A Sure Thing
“I’ve always been pro-Rick,” Brown says. “I haven’t looked for anything to condemn him. I didn’t want to look for anything to condemn him by; I believed in him.” Brown says he’s lived a life of hard work. He’s been a homebuilder since 1958, with short stints as a beaver farmer and a coal miner.
Brown met Koerber in 2004 when Koerber purchased a home next to his that Brown had built. Koerber asked Brown if he would add a two-car garage to the property. While working the job, Brown befriended Koerber and his wife, Michelle.
“We kind of took ’em in just like our kids,” Brown says. “They’d come in for Sunday dinner, and we’d visit and talk about the [LDS] gospel and other things.”
During these conversations, Koerber mentioned he was making about $15,000 a month from the equity of the home that Brown had built and was currently adding the garage to. Brown recalls Koerber drawing a detailed diagram to explain how equity from a home could be invested for high returns practically risk-free. The offer was so appealing, Brown asked if Koerber could do the same for his own residence.
Brown had fallen behind on his mortgage payments, and felt that Koerber’s program would pull him out of the red and give him extra income by investing the equity with Koerber’s company, Founders Capital. Koerber, however, says Brown never invested with him. “My business bought Ron’s home to keep it from being foreclosed on,” Koerber says in a recent interview, adding, “Ron is a good friend of mine and to say that we did not improve his situation is not an accurate reporting of the facts.”
Brown, however, says Koerber assured him the transaction was an investment. “All of this was done on trust,” Brown says. The trust factor resulted in no exchange of promissory notes or written contracts with the terms of what Brown calls an investment with Founders Capital. Koerber did do him a favor by employing Brown and his sons to care for some of Koerber’s investment properties. The job kept Brown out of foreclosure.
Since Brown is an unaccredited investor (an individual accredited investor by state law must have a yearly income of at least $200,000), direct investment with Founders Capital would constitute securities fraud, as the law seeks to protect investors like Brown who can’t afford to lose their investments. Brown says he didn’t receive interest payments from Founders Capital for his equity investment, which is consistent with Koerber’s claim that there never was an investment. Nonetheless, Brown says he only deeded over his home under the impression he would receive interest payments and that Koerber would eventually pay off the mortgage and deed it back to him.

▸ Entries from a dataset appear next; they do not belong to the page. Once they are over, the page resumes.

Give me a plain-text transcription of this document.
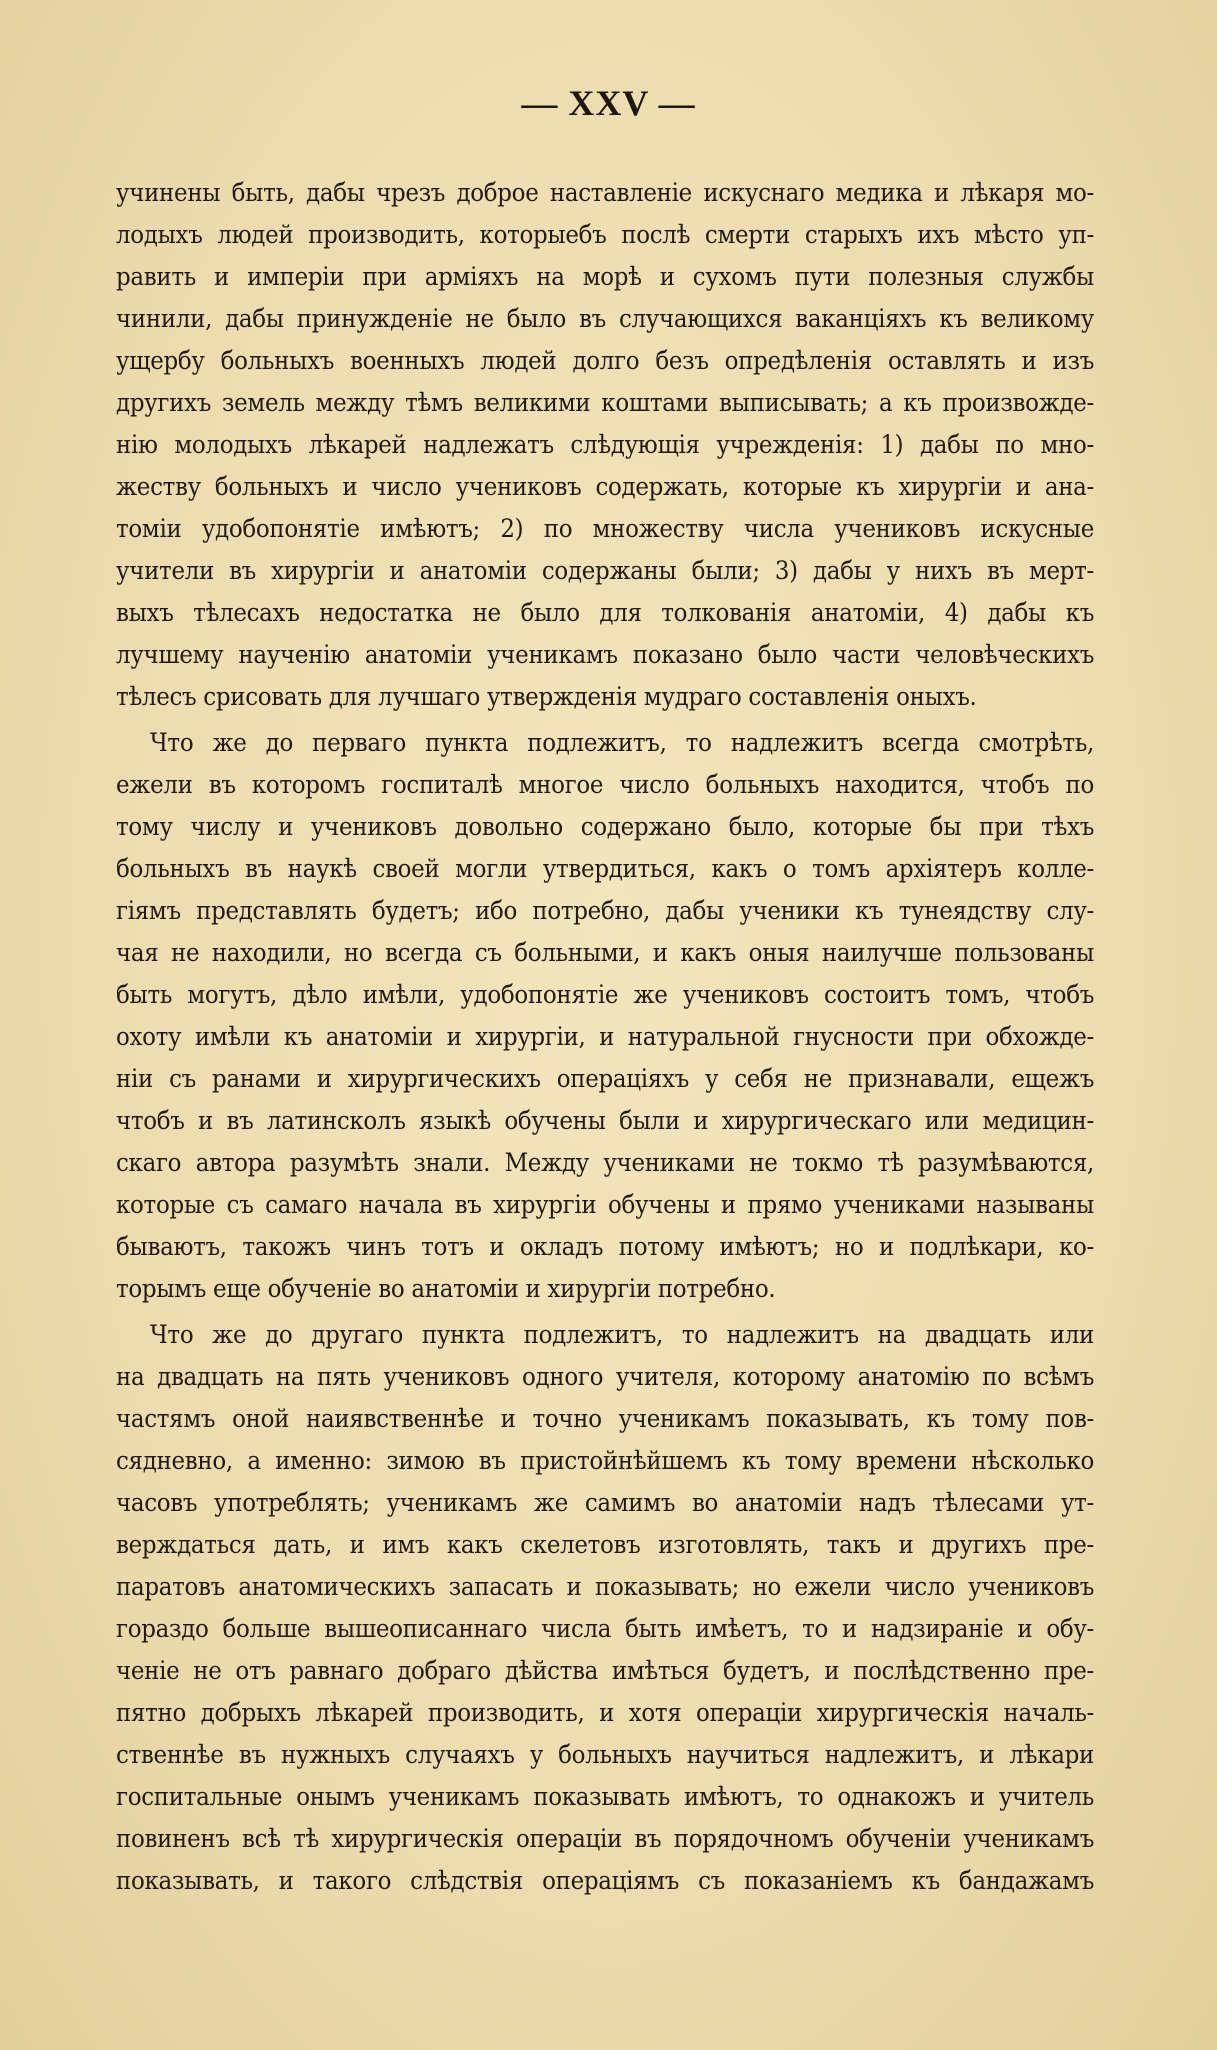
— XXV —
учинены быть, дабы чрезъ доброе наставленіе искуснаго медика и лѣкаря мо-
лодыхъ людей производить, которыебъ послѣ смерти старыхъ ихъ мѣсто уп-
равить и имперіи при арміяхъ на морѣ и сухомъ пути полезныя службы
чинили, дабы принужденіе не было въ случающихся ваканціяхъ къ великому
ущербу больныхъ военныхъ людей долго безъ опредѣленія оставлять и изъ
другихъ земель между тѣмъ великими коштами выписывать; а къ произвожде-
нію молодыхъ лѣкарей надлежатъ слѣдующія учрежденія: 1) дабы по мно-
жеству больныхъ и число учениковъ содержать, которые къ хирургіи и ана-
томіи удобопонятіе имѣютъ; 2) по множеству числа учениковъ искусные
учители въ хирургіи и анатоміи содержаны были; 3) дабы у нихъ въ мерт-
выхъ тѣлесахъ недостатка не было для толкованія анатоміи, 4) дабы къ
лучшему наученію анатоміи ученикамъ показано было части человѣческихъ
тѣлесъ срисовать для лучшаго утвержденія мудраго составленія оныхъ.
Что же до перваго пункта подлежитъ, то надлежитъ всегда смотрѣть,
ежели въ которомъ госпиталѣ многое число больныхъ находится, чтобъ по
тому числу и учениковъ довольно содержано было, которые бы при тѣхъ
больныхъ въ наукѣ своей могли утвердиться, какъ о томъ архіятеръ колле-
гіямъ представлять будетъ; ибо потребно, дабы ученики къ тунеядству слу-
чая не находили, но всегда съ больными, и какъ оныя наилучше пользованы
быть могутъ, дѣло имѣли, удобопонятіе же учениковъ состоитъ томъ, чтобъ
охоту имѣли къ анатоміи и хирургіи, и натуральной гнусности при обхожде-
ніи съ ранами и хирургическихъ операціяхъ у себя не признавали, ещежъ
чтобъ и въ латинсколъ языкѣ обучены были и хирургическаго или медицин-
скаго автора разумѣть знали. Между учениками не токмо тѣ разумѣваются,
которые съ самаго начала въ хирургіи обучены и прямо учениками называны
бываютъ, такожъ чинъ тотъ и окладъ потому имѣютъ; но и подлѣкари, ко-
торымъ еще обученіе во анатоміи и хирургіи потребно.
Что же до другаго пункта подлежитъ, то надлежитъ на двадцать или
на двадцать на пять учениковъ одного учителя, которому анатомію по всѣмъ
частямъ оной наиявственнѣе и точно ученикамъ показывать, къ тому пов-
сядневно, а именно: зимою въ пристойнѣйшемъ къ тому времени нѣсколько
часовъ употреблять; ученикамъ же самимъ во анатоміи надъ тѣлесами ут-
верждаться дать, и имъ какъ скелетовъ изготовлять, такъ и другихъ пре-
паратовъ анатомическихъ запасать и показывать; но ежели число учениковъ
гораздо больше вышеописаннаго числа быть имѣетъ, то и надзираніе и обу-
ченіе не отъ равнаго добраго дѣйства имѣться будетъ, и послѣдственно пре-
пятно добрыхъ лѣкарей производить, и хотя операціи хирургическія началь-
ственнѣе въ нужныхъ случаяхъ у больныхъ научиться надлежитъ, и лѣкари
госпитальные онымъ ученикамъ показывать имѣютъ, то однакожъ и учитель
повиненъ всѣ тѣ хирургическія операціи въ порядочномъ обученіи ученикамъ
показывать, и такого слѣдствія операціямъ съ показаніемъ къ бандажамъ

Several other holding companies affiliated with Koerber’s Founders Capital have been under investigation for raising money from unaccredited investors like Ron Brown. Paul Bouchard, owner of one such company, pleaded no contest to felony charges before the UDS on Dec. 4, 2007. While companies like Bouchard’s turned the money over to Founders, Koerber has always maintained he never knew where the money came from or how it was raised. In a February 2008 Free Capitalist radio show, Koerber explained: “I’ve occasionally seen people get discouraged when I tell them that they cannot invest with me or with Founders Capital,” adding that he often warned people about being “misled by their own assumptions.”
But, Brown says, another time, he approached Koerber directly with $10,000 he had received through an inheritance from his mother-in law and another $10,000 he received from the sale of a forklift, asking to invest it directly with Founders Capital. Brown says Koerber said, “Yeah, we can take care of that,” and referred him to one of his company managers who had a holding company to handle the investment.
Koerber’s reaction to this claim: “His characterization of that is not accurate.”
When asked if he recalls such a meeting with Brown, Koerber draws a blank. “I don’t remember having any conversation with Ron about investing any money.” Because of Brown’s investments with Koerber he, too, has found himself under UDS scrutiny for something he says he did not know was illegal, especially since he recalls several employees who invested with Koerber the same way he did.
The transactions Brown describes raise serious allegations of securities fraud. If Koerber funneled illegal investment money into holding companies, his real-estate acquisition funds would jeopardize the strength of his investments and pump up the real-estate bubble with dangerously unstable dollars.